Objective This study systematically investigates the damage mechanisms of diamond-silicon carbide （SiC） composites during femtosecond laser cutting with a focus on how laser power affects surface morphology， roughness， and crystallographic structure.By correlating laser parameters with the material response， the study aims to offer theoretical insights for optimizing processing conditions， thereby balancing cutting efficiency and surface quality in ultrahard composites.

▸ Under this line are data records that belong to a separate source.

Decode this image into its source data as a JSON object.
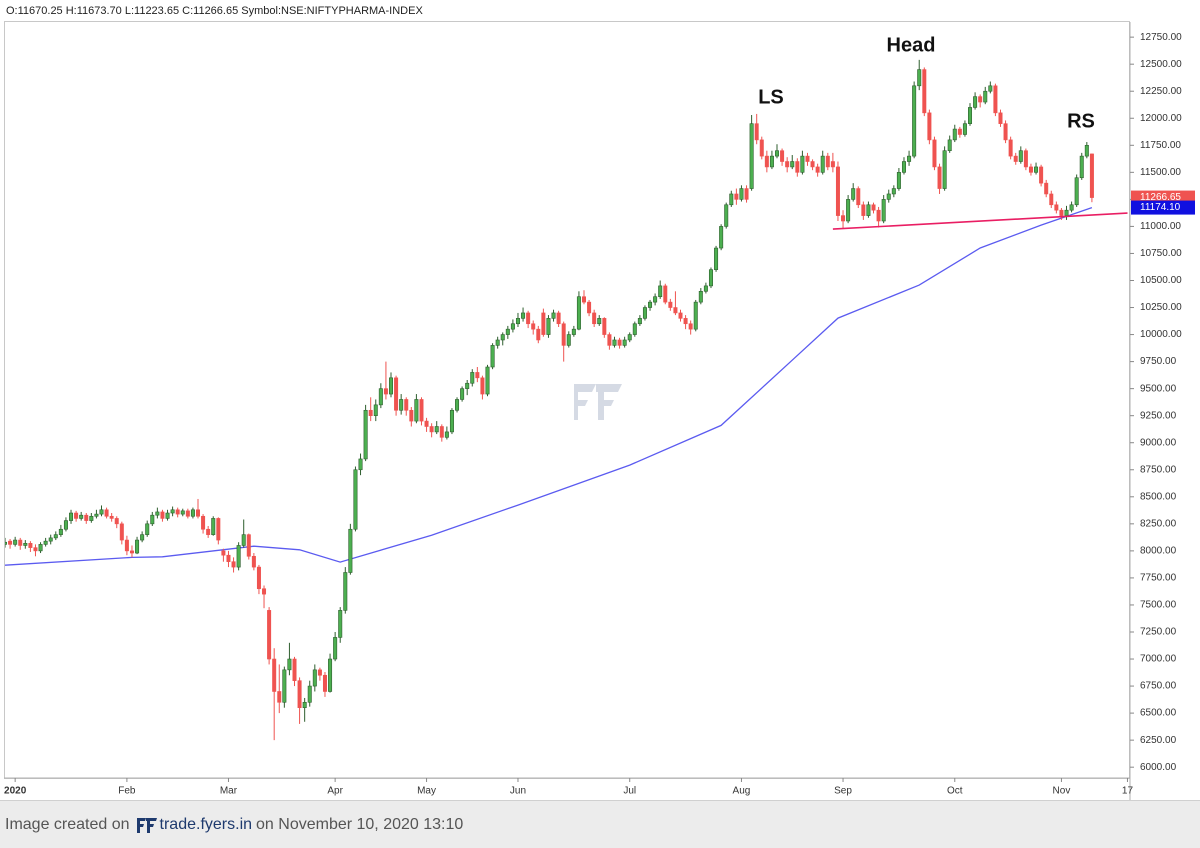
{
  "legend": "O:11670.25 H:11673.70 L:11223.65 C:11266.65 Symbol:NSE:NIFTYPHARMA-INDEX",
  "footer": {
    "prefix": "Image created on",
    "site": "trade.fyers.in",
    "suffix": "on November 10, 2020 13:10"
  },
  "chart_data": {
    "type": "candlestick",
    "up_color": "#4caf50",
    "down_color": "#ef5350",
    "grid": false,
    "ylim": [
      5900,
      12890
    ],
    "xlim": [
      0,
      221.5
    ],
    "yticks": [
      {
        "value": 6000,
        "label": "6000.00"
      },
      {
        "value": 6250,
        "label": "6250.00"
      },
      {
        "value": 6500,
        "label": "6500.00"
      },
      {
        "value": 6750,
        "label": "6750.00"
      },
      {
        "value": 7000,
        "label": "7000.00"
      },
      {
        "value": 7250,
        "label": "7250.00"
      },
      {
        "value": 7500,
        "label": "7500.00"
      },
      {
        "value": 7750,
        "label": "7750.00"
      },
      {
        "value": 8000,
        "label": "8000.00"
      },
      {
        "value": 8250,
        "label": "8250.00"
      },
      {
        "value": 8500,
        "label": "8500.00"
      },
      {
        "value": 8750,
        "label": "8750.00"
      },
      {
        "value": 9000,
        "label": "9000.00"
      },
      {
        "value": 9250,
        "label": "9250.00"
      },
      {
        "value": 9500,
        "label": "9500.00"
      },
      {
        "value": 9750,
        "label": "9750.00"
      },
      {
        "value": 10000,
        "label": "10000.00"
      },
      {
        "value": 10250,
        "label": "10250.00"
      },
      {
        "value": 10500,
        "label": "10500.00"
      },
      {
        "value": 10750,
        "label": "10750.00"
      },
      {
        "value": 11000,
        "label": "11000.00"
      },
      {
        "value": 11250,
        "label": "11250.00"
      },
      {
        "value": 11500,
        "label": "11500.00"
      },
      {
        "value": 11750,
        "label": "11750.00"
      },
      {
        "value": 12000,
        "label": "12000.00"
      },
      {
        "value": 12250,
        "label": "12250.00"
      },
      {
        "value": 12500,
        "label": "12500.00"
      },
      {
        "value": 12750,
        "label": "12750.00"
      }
    ],
    "xticks": [
      {
        "value": 2,
        "label": "2020"
      },
      {
        "value": 24,
        "label": "Feb"
      },
      {
        "value": 44,
        "label": "Mar"
      },
      {
        "value": 65,
        "label": "Apr"
      },
      {
        "value": 83,
        "label": "May"
      },
      {
        "value": 101,
        "label": "Jun"
      },
      {
        "value": 123,
        "label": "Jul"
      },
      {
        "value": 145,
        "label": "Aug"
      },
      {
        "value": 165,
        "label": "Sep"
      },
      {
        "value": 187,
        "label": "Oct"
      },
      {
        "value": 208,
        "label": "Nov"
      },
      {
        "value": 221,
        "label": "17"
      }
    ],
    "annotations": [
      "LS",
      "Head",
      "RS"
    ],
    "close_label": "11266.65",
    "ma": {
      "color": "#5b5bf0",
      "x": [
        0,
        25,
        31,
        49,
        58,
        66,
        84,
        101,
        123,
        141,
        155,
        164,
        180,
        192,
        204,
        214
      ],
      "values": [
        7868,
        7940,
        7945,
        8043,
        8010,
        7896,
        8145,
        8423,
        8793,
        9160,
        9763,
        10152,
        10457,
        10800,
        11012,
        11174.1
      ],
      "last_label": "11174.10"
    },
    "trendline": {
      "color": "#e91e63",
      "x": [
        163,
        221
      ],
      "values": [
        10975,
        11123
      ]
    },
    "candles": [
      [
        8060,
        8120,
        8030,
        8080
      ],
      [
        8090,
        8110,
        8020,
        8060
      ],
      [
        8060,
        8130,
        8040,
        8100
      ],
      [
        8100,
        8120,
        8010,
        8050
      ],
      [
        8050,
        8100,
        8020,
        8070
      ],
      [
        8070,
        8090,
        7990,
        8030
      ],
      [
        8030,
        8060,
        7950,
        8000
      ],
      [
        8000,
        8080,
        7980,
        8060
      ],
      [
        8060,
        8120,
        8040,
        8090
      ],
      [
        8090,
        8150,
        8060,
        8120
      ],
      [
        8120,
        8180,
        8100,
        8150
      ],
      [
        8150,
        8240,
        8130,
        8200
      ],
      [
        8200,
        8310,
        8180,
        8280
      ],
      [
        8280,
        8380,
        8250,
        8350
      ],
      [
        8350,
        8370,
        8270,
        8300
      ],
      [
        8300,
        8360,
        8280,
        8330
      ],
      [
        8330,
        8350,
        8250,
        8280
      ],
      [
        8280,
        8350,
        8260,
        8320
      ],
      [
        8320,
        8380,
        8300,
        8340
      ],
      [
        8340,
        8420,
        8320,
        8380
      ],
      [
        8380,
        8400,
        8300,
        8320
      ],
      [
        8320,
        8350,
        8270,
        8300
      ],
      [
        8300,
        8320,
        8210,
        8250
      ],
      [
        8250,
        8270,
        8060,
        8100
      ],
      [
        8100,
        8140,
        7960,
        8000
      ],
      [
        8000,
        8050,
        7940,
        7980
      ],
      [
        7980,
        8130,
        7970,
        8100
      ],
      [
        8100,
        8180,
        8080,
        8150
      ],
      [
        8150,
        8280,
        8130,
        8250
      ],
      [
        8250,
        8360,
        8230,
        8330
      ],
      [
        8330,
        8400,
        8300,
        8360
      ],
      [
        8360,
        8380,
        8270,
        8300
      ],
      [
        8300,
        8380,
        8280,
        8350
      ],
      [
        8350,
        8410,
        8320,
        8380
      ],
      [
        8380,
        8400,
        8310,
        8340
      ],
      [
        8340,
        8390,
        8320,
        8370
      ],
      [
        8370,
        8390,
        8300,
        8320
      ],
      [
        8320,
        8400,
        8300,
        8380
      ],
      [
        8380,
        8480,
        8300,
        8320
      ],
      [
        8320,
        8340,
        8160,
        8200
      ],
      [
        8200,
        8230,
        8120,
        8150
      ],
      [
        8150,
        8320,
        8140,
        8300
      ],
      [
        8300,
        8310,
        8060,
        8100
      ],
      [
        8000,
        8020,
        7900,
        7960
      ],
      [
        7960,
        8000,
        7850,
        7900
      ],
      [
        7900,
        7940,
        7800,
        7850
      ],
      [
        7850,
        8080,
        7820,
        8050
      ],
      [
        8050,
        8290,
        8030,
        8150
      ],
      [
        8150,
        8160,
        7920,
        7950
      ],
      [
        7950,
        7980,
        7820,
        7850
      ],
      [
        7850,
        7870,
        7600,
        7650
      ],
      [
        7650,
        7680,
        7470,
        7600
      ],
      [
        7450,
        7480,
        6950,
        7000
      ],
      [
        7000,
        7100,
        6250,
        6700
      ],
      [
        6700,
        6950,
        6500,
        6600
      ],
      [
        6600,
        6930,
        6550,
        6900
      ],
      [
        6900,
        7150,
        6850,
        7000
      ],
      [
        7000,
        7020,
        6750,
        6800
      ],
      [
        6800,
        6830,
        6400,
        6550
      ],
      [
        6550,
        6640,
        6420,
        6600
      ],
      [
        6600,
        6800,
        6560,
        6750
      ],
      [
        6750,
        6950,
        6700,
        6900
      ],
      [
        6900,
        6920,
        6800,
        6850
      ],
      [
        6850,
        6880,
        6650,
        6700
      ],
      [
        6700,
        7050,
        6690,
        7000
      ],
      [
        7000,
        7250,
        6980,
        7200
      ],
      [
        7200,
        7480,
        7150,
        7450
      ],
      [
        7450,
        7850,
        7420,
        7800
      ],
      [
        7800,
        8250,
        7780,
        8200
      ],
      [
        8200,
        8780,
        8180,
        8750
      ],
      [
        8750,
        8900,
        8700,
        8850
      ],
      [
        8850,
        9350,
        8830,
        9300
      ],
      [
        9300,
        9420,
        9200,
        9250
      ],
      [
        9250,
        9400,
        9200,
        9350
      ],
      [
        9350,
        9550,
        9320,
        9500
      ],
      [
        9500,
        9750,
        9400,
        9450
      ],
      [
        9450,
        9650,
        9420,
        9600
      ],
      [
        9600,
        9620,
        9250,
        9300
      ],
      [
        9300,
        9450,
        9260,
        9400
      ],
      [
        9400,
        9420,
        9250,
        9300
      ],
      [
        9300,
        9330,
        9150,
        9200
      ],
      [
        9200,
        9450,
        9180,
        9400
      ],
      [
        9400,
        9420,
        9160,
        9200
      ],
      [
        9200,
        9230,
        9100,
        9150
      ],
      [
        9150,
        9180,
        9050,
        9100
      ],
      [
        9100,
        9200,
        9080,
        9150
      ],
      [
        9150,
        9170,
        9010,
        9050
      ],
      [
        9050,
        9150,
        9030,
        9100
      ],
      [
        9100,
        9320,
        9080,
        9300
      ],
      [
        9300,
        9420,
        9280,
        9400
      ],
      [
        9400,
        9520,
        9380,
        9500
      ],
      [
        9500,
        9580,
        9440,
        9550
      ],
      [
        9550,
        9680,
        9520,
        9650
      ],
      [
        9650,
        9700,
        9560,
        9600
      ],
      [
        9600,
        9620,
        9400,
        9450
      ],
      [
        9450,
        9720,
        9430,
        9700
      ],
      [
        9700,
        9920,
        9680,
        9900
      ],
      [
        9900,
        9980,
        9870,
        9950
      ],
      [
        9950,
        10020,
        9900,
        10000
      ],
      [
        10000,
        10080,
        9960,
        10050
      ],
      [
        10050,
        10140,
        10020,
        10100
      ],
      [
        10100,
        10200,
        10070,
        10150
      ],
      [
        10150,
        10250,
        10120,
        10200
      ],
      [
        10200,
        10220,
        10060,
        10100
      ],
      [
        10100,
        10130,
        10000,
        10050
      ],
      [
        10050,
        10080,
        9920,
        9950
      ],
      [
        10200,
        10240,
        9980,
        10000
      ],
      [
        10000,
        10180,
        9970,
        10150
      ],
      [
        10150,
        10230,
        10120,
        10200
      ],
      [
        10200,
        10220,
        10070,
        10100
      ],
      [
        10100,
        10120,
        9750,
        9900
      ],
      [
        9900,
        10030,
        9880,
        10000
      ],
      [
        10000,
        10080,
        9980,
        10050
      ],
      [
        10050,
        10400,
        10040,
        10350
      ],
      [
        10350,
        10410,
        10280,
        10300
      ],
      [
        10300,
        10320,
        10170,
        10200
      ],
      [
        10200,
        10230,
        10070,
        10100
      ],
      [
        10100,
        10180,
        10080,
        10150
      ],
      [
        10150,
        10160,
        9970,
        10000
      ],
      [
        10000,
        10020,
        9860,
        9900
      ],
      [
        9900,
        9980,
        9880,
        9950
      ],
      [
        9950,
        9970,
        9870,
        9900
      ],
      [
        9900,
        9980,
        9880,
        9950
      ],
      [
        9950,
        10020,
        9930,
        10000
      ],
      [
        10000,
        10120,
        9980,
        10100
      ],
      [
        10100,
        10180,
        10080,
        10150
      ],
      [
        10150,
        10270,
        10130,
        10250
      ],
      [
        10250,
        10320,
        10220,
        10300
      ],
      [
        10300,
        10380,
        10270,
        10350
      ],
      [
        10350,
        10500,
        10330,
        10450
      ],
      [
        10450,
        10470,
        10280,
        10300
      ],
      [
        10300,
        10330,
        10220,
        10250
      ],
      [
        10250,
        10400,
        10180,
        10200
      ],
      [
        10200,
        10230,
        10120,
        10150
      ],
      [
        10150,
        10180,
        10050,
        10100
      ],
      [
        10100,
        10130,
        10000,
        10050
      ],
      [
        10050,
        10320,
        10030,
        10300
      ],
      [
        10300,
        10430,
        10280,
        10400
      ],
      [
        10400,
        10480,
        10380,
        10450
      ],
      [
        10450,
        10620,
        10430,
        10600
      ],
      [
        10600,
        10820,
        10580,
        10800
      ],
      [
        10800,
        11020,
        10780,
        11000
      ],
      [
        11000,
        11220,
        10980,
        11200
      ],
      [
        11200,
        11330,
        11180,
        11300
      ],
      [
        11300,
        11350,
        11200,
        11250
      ],
      [
        11250,
        11380,
        11230,
        11350
      ],
      [
        11350,
        11380,
        11220,
        11250
      ],
      [
        11350,
        12030,
        11330,
        11950
      ],
      [
        11950,
        12040,
        11760,
        11800
      ],
      [
        11800,
        11830,
        11620,
        11650
      ],
      [
        11650,
        11700,
        11500,
        11550
      ],
      [
        11550,
        11700,
        11530,
        11650
      ],
      [
        11650,
        11760,
        11630,
        11700
      ],
      [
        11700,
        11720,
        11560,
        11600
      ],
      [
        11600,
        11640,
        11500,
        11550
      ],
      [
        11550,
        11660,
        11530,
        11600
      ],
      [
        11600,
        11630,
        11460,
        11500
      ],
      [
        11500,
        11700,
        11480,
        11650
      ],
      [
        11650,
        11680,
        11560,
        11600
      ],
      [
        11600,
        11620,
        11520,
        11550
      ],
      [
        11550,
        11580,
        11460,
        11500
      ],
      [
        11500,
        11700,
        11480,
        11650
      ],
      [
        11650,
        11680,
        11520,
        11550
      ],
      [
        11600,
        11680,
        11500,
        11550
      ],
      [
        11550,
        11600,
        11050,
        11100
      ],
      [
        11100,
        11150,
        10980,
        11050
      ],
      [
        11050,
        11290,
        11030,
        11250
      ],
      [
        11250,
        11400,
        11230,
        11350
      ],
      [
        11350,
        11370,
        11170,
        11200
      ],
      [
        11200,
        11230,
        11060,
        11100
      ],
      [
        11100,
        11230,
        11080,
        11200
      ],
      [
        11200,
        11220,
        11120,
        11150
      ],
      [
        11150,
        11180,
        10990,
        11050
      ],
      [
        11050,
        11290,
        11030,
        11250
      ],
      [
        11250,
        11340,
        11220,
        11300
      ],
      [
        11300,
        11380,
        11270,
        11350
      ],
      [
        11350,
        11540,
        11330,
        11500
      ],
      [
        11500,
        11640,
        11480,
        11600
      ],
      [
        11600,
        11700,
        11560,
        11650
      ],
      [
        11650,
        12340,
        11630,
        12300
      ],
      [
        12300,
        12540,
        12260,
        12450
      ],
      [
        12450,
        12470,
        12020,
        12050
      ],
      [
        12050,
        12080,
        11760,
        11800
      ],
      [
        11800,
        11830,
        11520,
        11550
      ],
      [
        11550,
        11580,
        11300,
        11350
      ],
      [
        11350,
        11740,
        11330,
        11700
      ],
      [
        11700,
        11840,
        11680,
        11800
      ],
      [
        11800,
        11940,
        11780,
        11900
      ],
      [
        11900,
        11920,
        11820,
        11850
      ],
      [
        11850,
        11980,
        11830,
        11950
      ],
      [
        11950,
        12140,
        11930,
        12100
      ],
      [
        12100,
        12240,
        12080,
        12200
      ],
      [
        12200,
        12220,
        12100,
        12150
      ],
      [
        12150,
        12290,
        12130,
        12250
      ],
      [
        12250,
        12340,
        12230,
        12300
      ],
      [
        12300,
        12320,
        12020,
        12050
      ],
      [
        12050,
        12080,
        11920,
        11950
      ],
      [
        11950,
        11980,
        11770,
        11800
      ],
      [
        11800,
        11830,
        11620,
        11650
      ],
      [
        11650,
        11680,
        11570,
        11600
      ],
      [
        11600,
        11740,
        11580,
        11700
      ],
      [
        11700,
        11720,
        11520,
        11550
      ],
      [
        11550,
        11580,
        11470,
        11500
      ],
      [
        11500,
        11590,
        11480,
        11550
      ],
      [
        11550,
        11570,
        11370,
        11400
      ],
      [
        11400,
        11430,
        11270,
        11300
      ],
      [
        11300,
        11330,
        11170,
        11200
      ],
      [
        11200,
        11230,
        11120,
        11150
      ],
      [
        11150,
        11170,
        11060,
        11100
      ],
      [
        11100,
        11190,
        11060,
        11150
      ],
      [
        11150,
        11230,
        11130,
        11200
      ],
      [
        11200,
        11480,
        11180,
        11450
      ],
      [
        11450,
        11680,
        11430,
        11650
      ],
      [
        11650,
        11780,
        11630,
        11750
      ],
      [
        11670.25,
        11673.7,
        11223.65,
        11266.65
      ]
    ]
  }
}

Methods Diamond-SiC composites were synthesized via silicon vapor infiltration （SVI）. A porous diamond preform with an average particle size of 50 μm， was infiltrated with silicon vapor at 1 600 ℃ under vacuum， resulting in a dense composite with a final density of 3. 05 g/cm³. Specimens were polished to a surface roughness （R_a ）≤1 μm before laser processing. Femtosecond laser cutting was performed under four power levels （0 W，2 800 W，3 000 W，3 200 W） with fixed parameters： a wavelength of 1 064 nm， repetition frequency of 3 kHz， pulse width of 30 μs， and scanning speed of 50 mm/min. For post-processing characterization， X-ray diffraction （XRD） was employed for phase analysis， scanning electron microscopy （SEM） was utilized for surface morphology evaluation， and atomic force microscopy （AFM） was applied for 3D roughness quantification.

Results and Discussion

The initial surface roughness （R_a ） of unprocessed samples was measured as 52. 9 nm. At 2 800 W laser power，R_a slightly decreased to 49. 4 nm due to localized laser-induced smoothing effects. However， when the power exceeded 3 000 W，R_a surged to 122 nm （3 000 W） and 375 nm （3 200 W）， which was attributed to intensified melting， sputtering， and thermal stress-induced irregularities. AFM analysis revealed the formation of wave-like textures and deep grooves on

surfaces processed at higher powers， confirming severe surface degradation. XRD analysis identified diamond （C）， SiC， silicon （Si）， and graphite （GCB）. Unprocessed samples showed dominant peaks corresponding to diamond （111，220） and SiC （002，111，200）. At 2 800 W， minor graphite peaks emerged， indicating partial diamond-to-graphite transformation （sp³→sp2）. At 3 000 W， graphite content increased significantly， accompanied by weakening SiC diffraction intensities. At 3 200 W， graphite became the dominant phase while certain SiC peaks disappeared， suggesting phase decomposition or amorphization. SEM images of unprocessed surfaces displayed uniform microtextures. At 2 800 W， fine grooves and localized melting were observed.At 3 000 W， melt pools expanded， and irregular trenches formed. At 3 200 W， extensive sputtering and non-uniform material removal resulted in chaotic surface structures. AFM further highlighted re-solidified molten regions with blurred grain boundaries that correlated with increased roughness. Low-power cutting （≤2 800 W） achieved “cold processing” via confined energy deposition， minimizing thermal diffusion. In contrast， high-power cutting （>3 000 W） induced significant thermal mismatch between diamond （thermal conductivity of 2 000 W/（m·K）） and SiC （490 W/（m·K））， generating interfacial stresses that promoted delamination. Excessive heat accumulation also accelerated diamond graphitization and SiC decomposition， ultimately degrading the material’s mechanical and thermal properties.

Conclusion The surface quality and structural integrity in diamond-SiC composites are controlled by laser power levels. Optimal surface smoothing is achieved at 2 800 W （Ra=49. 4 nm）， while higher powers exceeding 3 000 W lead to significantly increased roughness （Ra>120 nm） due to thermal damage mechanisms. Phase transformations， particularly diamond graphitization and SiC decomposition， intensify with increasing power， fundamentally altering material functionality. These findings highlight the delicate balance required in laser processing parameters， and the trade-off between cutting efficiency and surface precision is influenced by the interplay between thermal stress， phase dynamics， and gas-assisted melt removal.